Antony Blinken is expected to meet Xi Jinping in Beijing, making him the first US secretary of state to meet the Chinese leader in nearly six years and the first of President Joe Biden’s cabinet secretaries to visit China.
Several people familiar with the planning said the top US diplomat would meet Xi during his two-day visit which starts on Sunday. Blinken is visiting China after Biden and Xi agreed in Bali in November that they should find ways to stabilise the turbulent US-China relationship.
His visit marks a new phase of stepped-up engagement between the two countries following a very difficult period that was further complicated by the Covid-19 pandemic. US Treasury secretary Janet Yellen will visit China later this year. Yellen met Liu He, the top Chinese economic official, in Zurich last month.
“If President Xi Jinping decides to meet with Secretary Blinken it will be another in a series of recent signals from the Chinese leader of a desire to change the tone, if not the substance, of US-China relations,” said Dennis Wilder, who was the top White House Asia adviser to George W Bush.
“President Xi, since the end of his disastrous ‘zero-Covid’ policy, is clearly on a charm offensive designed, in part, to convince US businesses not to move their supply chains away from China,” Wilder said.
But Blinken’s trip to Beijing comes as relations between the two powers remain mired in their worst state since the US and China established diplomatic relations in 1979. Tensions rose in August when China held large-scale military exercises in response to then US House Speaker Nancy Pelosi visiting Taiwan.
Underscoring the tensions, a top Air Force general recently said the US and China would probably go to war over Taiwan in 2025, in a leaked memo the Pentagon quickly dismissed as not reflecting the view of the Biden administration. The memo highlighted the growing concern in Washington about China. The Republican-led House of Representatives recently created a new committee that will focus exclusively on China.
Blinken is also expected to meet Wang Yi, the top Chinese foreign policy official who recently replaced Yang Jiechi. He will also meet Qin Gang, the former Chinese ambassador to the US and now foreign minister.
The trip comes nearly two years after Blinken and Yang engaged in a public spat at the start of a meeting in Alaska that was the first high-level engagement between the countries after Biden became president.
The state department declined to comment. The Chinese embassy in Washington did not immediately respond to a request for comment.
Blinken would be the first secretary of state to meet Xi in China since Rex Tillerson visited in 2017, the first year of the Trump administration. When Mike Pompeo, who succeeded Tillerson, went to China the next year he did not have a meeting with Xi.

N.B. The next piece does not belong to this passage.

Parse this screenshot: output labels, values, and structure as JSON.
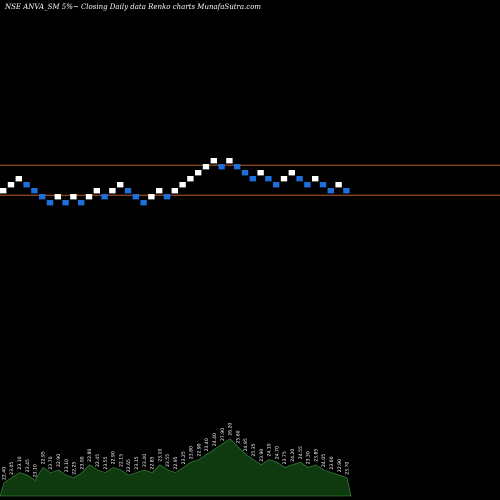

Blinken’s visit comes as the countries remain at loggerheads over a range of issues, including Chinese aggressive military activity around Taiwan, its refusal to condemn Russia’s invasion of Ukraine and its rapidly expanding nuclear arsenal.
China is frustrated at moves by Biden to restrict its ability to obtain advanced US technology, including semiconductors. The US, Japan and the Netherlands recently reached an accord designed to restrict the sale of chipmaking tools to China, while Washington and New Delhi this week launched several ambitious technology initiatives to counter China.
Chinese ministers are expected to start visiting the US later this year ahead of a gathering of the Apec forum in San Francisco in November. That event comes two months after a G20 summit in India that Biden and Xi are expected to attend.